Bullion is a hunk of gold or silver, usually in a form suitable for trading or ready to be made into coins. Add an o to the word and move the i, and it becomes bouillon, which is a base for soup or stew.
Both words are French, but their relationship is a bit murky. It seems that both derive from the Latin word bullire, which means to boil. So does boil. Bullire also gives us bouillabaisse and boule, the French word for ball, though apparently ball is not directly related. If you’re familiar with the bullion stitch in embroidery, that comes from boule and has nothing to do with precious metals.
To classical Latin speakers, bulire also meant to make bubbles, which is sometimes a synonym for boil. Bubble is probably unrelated etymologically. It is a variation of the earlier burble, which is probably onomatopoeic.
Germanic languages gave us broth, also from a base word that meant boil and which also give us brew (more than 1,200 years ago).

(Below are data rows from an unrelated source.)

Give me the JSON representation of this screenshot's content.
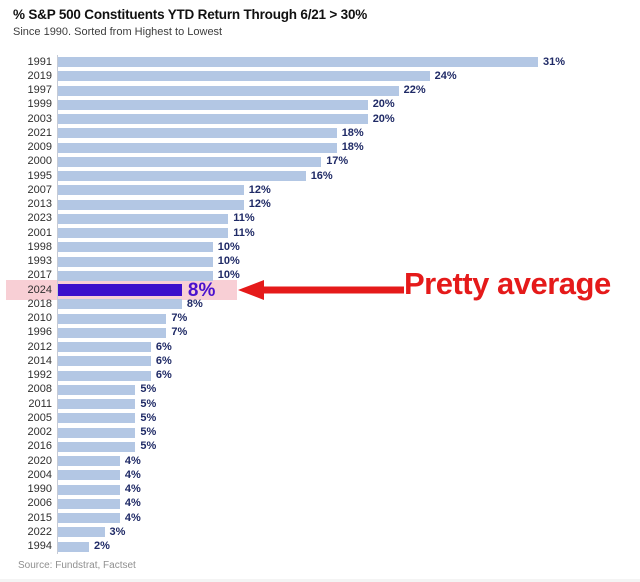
{
  "header": {
    "title": "% S&P 500 Constituents YTD Return Through 6/21 > 30%",
    "subtitle": "Since 1990. Sorted from Highest to Lowest"
  },
  "chart_data": {
    "type": "bar",
    "orientation": "horizontal",
    "title": "% S&P 500 Constituents YTD Return Through 6/21 > 30%",
    "subtitle": "Since 1990. Sorted from Highest to Lowest",
    "categories": [
      "1991",
      "2019",
      "1997",
      "1999",
      "2003",
      "2021",
      "2009",
      "2000",
      "1995",
      "2007",
      "2013",
      "2023",
      "2001",
      "1998",
      "1993",
      "2017",
      "2024",
      "2018",
      "2010",
      "1996",
      "2012",
      "2014",
      "1992",
      "2008",
      "2011",
      "2005",
      "2002",
      "2016",
      "2020",
      "2004",
      "1990",
      "2006",
      "2015",
      "2022",
      "1994"
    ],
    "values": [
      31,
      24,
      22,
      20,
      20,
      18,
      18,
      17,
      16,
      12,
      12,
      11,
      11,
      10,
      10,
      10,
      8,
      8,
      7,
      7,
      6,
      6,
      6,
      5,
      5,
      5,
      5,
      5,
      4,
      4,
      4,
      4,
      4,
      3,
      2
    ],
    "value_suffix": "%",
    "xlim": [
      0,
      31
    ],
    "grid": false,
    "legend": "none",
    "bar_color": "#b3c7e4",
    "value_label_color": "#1f2a66",
    "year_label_color": "#2f2f2f",
    "axis_color": "#c6cbd6",
    "highlight": {
      "year": "2024",
      "value": 8,
      "bar_color": "#3c0fcb",
      "band_color": "#f8cfd5",
      "label_color": "#4a11ce"
    }
  },
  "annotation": {
    "text": "Pretty average",
    "color": "#e51a1a"
  },
  "source": {
    "text": "Source: Fundstrat, Factset"
  }
}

Bouillon often is combined with cube; a bouillon cube contains dehydrated seasonings, vegetables and meat that are mixed with with boiling water to reconstitute bouillon.
The path of bouillon from boil or bubble seems obvious, but what of the blocks of metal? The etymology is a bit of a mystery, but it seems likely that the idea of boiling was applied to the process of melting metal. That’s a bit odd, since gold boils at 2,000 degrees Celsius but melts at about 1,000 degrees. Water boils at 100 C.
The word bullion first appears in English in relation to a place where precious metals were melted for coins. Maybe an early Anglo-Norman minter complained about the trading house as the furnace was going, “It’s boiling in here.” (That hyperbolic use of boiling is first attested in the Oxford English Dictionary in 1930.)
The mint use of bullion exists as late as the 18th century, according to the OED. Bullion was applied to a hunk of precious metal in the 14th century.
To differentiate the precious metal from the soup, you could think of the extra o as a round pot or soup bowl. And think of the French word for yes to remember the three vowels together: oui. If you have a mind for finance, you could remember that in a bull market, people are buying stocks rather than bullion.